We share many beliefs in common with them; we are also trying to build such a system for the World Wide Web through which access can be provided to almost any Internet object. They have stated that servers should be instrumented to help determine where to place additional replicas; we take that belief to its logical conclusion by designing a system where servers can autonomously replicate their most popular objects.
They agree that there is little information on deploying replication and caching algorithms to support massively replicated, yet autonomously managed databases, and they also agree that it is necessary to take topology into account in order to optimize network utilization.
The rest of this section explores issues they raise in greater detail.
Danzig, Hall, and Schwartz have studied the amount of Internet traffic caused by FTP, and they show through simulation that it could be reduced by 42% if file caches are installed at strategic spots on the Internet [10]. They captured data directly from the Colorado entry point to the NFSNET backbone to generate traces to drive their simulator, keeping a trace of all FTP packets that passed through that entry point. Their Boulder, Colorado entry point is responsible for 5-7% of all packets on the NSFNET so their data is fairly representative of the Internet as a whole.

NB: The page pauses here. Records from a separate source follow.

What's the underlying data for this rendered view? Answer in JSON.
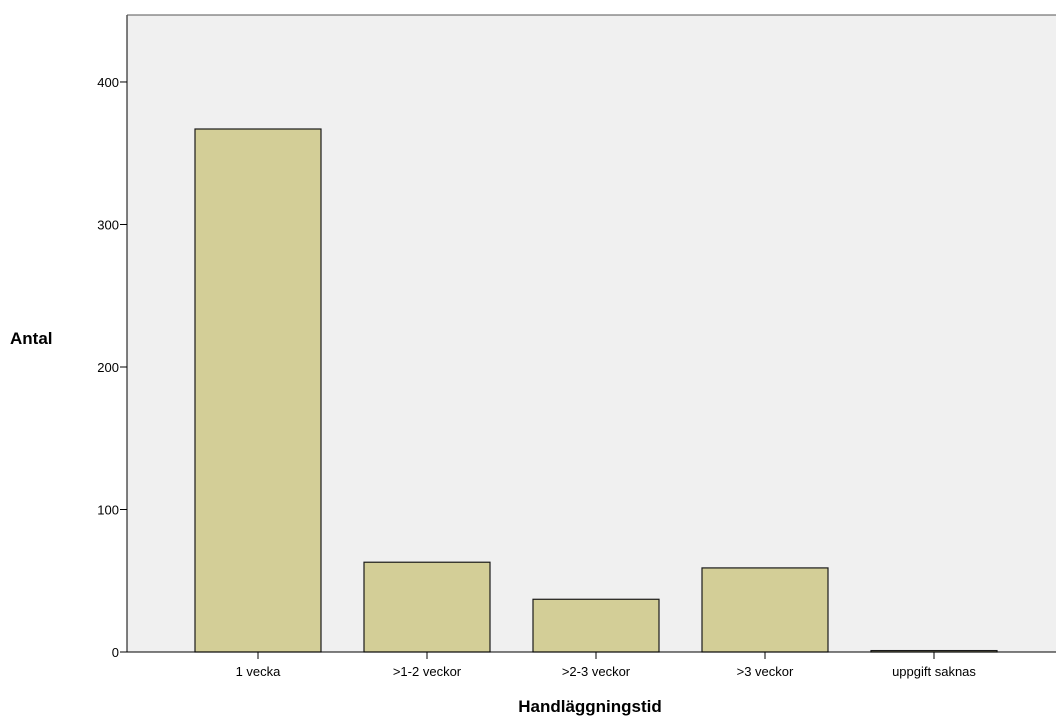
{
  "chart_data": {
    "type": "bar",
    "title": "",
    "xlabel": "Handläggningstid",
    "ylabel": "Antal",
    "categories": [
      "1 vecka",
      ">1-2 veckor",
      ">2-3 veckor",
      ">3 veckor",
      "uppgift saknas"
    ],
    "values": [
      367,
      63,
      37,
      59,
      1
    ],
    "ylim": [
      0,
      447
    ],
    "yticks": [
      0,
      100,
      200,
      300,
      400
    ],
    "grid": false,
    "legend": "none",
    "colors": {
      "plot_background": "#f0f0f0",
      "bar_fill": "#d3ce97",
      "bar_stroke": "#1a1a1a",
      "axis": "#000000"
    }
  }
}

They propose placing FTP caches at all juncture points between networks, such as between the NSFNET backbone and the NEARNet regional network here in New England. Cache resolution would take place in a hierarchical fashion, with each cache satisfying cache misses from its parent, and so on, until the file is eventually retrieved from its home FTP server.
Their simulation was fairly coarse, simulating the savings across the Internet backbone by mapping all hosts to their corresponding NSFNET entry points. Such a study would be harder to perform today because there are now several backbones besides the NSFNET.
To compute byte-savings, they used the metric of byte-hops where the cost of a FTP transfer is the size of the file in bytes times the number of network hops the file had to make. This is a useful metric for computing network cost, and we will use this metric in our own simulations, although it is not trivial to calculate exact network hops between two arbitrary hosts on the Internet.
Their results show a 42% reduction of FTP traffic across the Internet backbone by adding these hierarchical caches. The impressive savings from Web-proxies indicate that the Web will yield similar savings, but also calls into question the necessity for hierarchical caching. Recall that Blaze stated that hierarchical caches are often not effective; the performance of Web proxies in the absence of any sort of hierarchical caching seems to justify this hesitation.
Their system attached time-to-live fields (TTL) to each FTP object to help maintain cache consistency. The Web also attaches time-to-live fields to its documents, but these are rarely used and cannot be trusted. One source of debate in the caching community is whether TTL fields can be set effectively without knowing the content of the data to which they apply.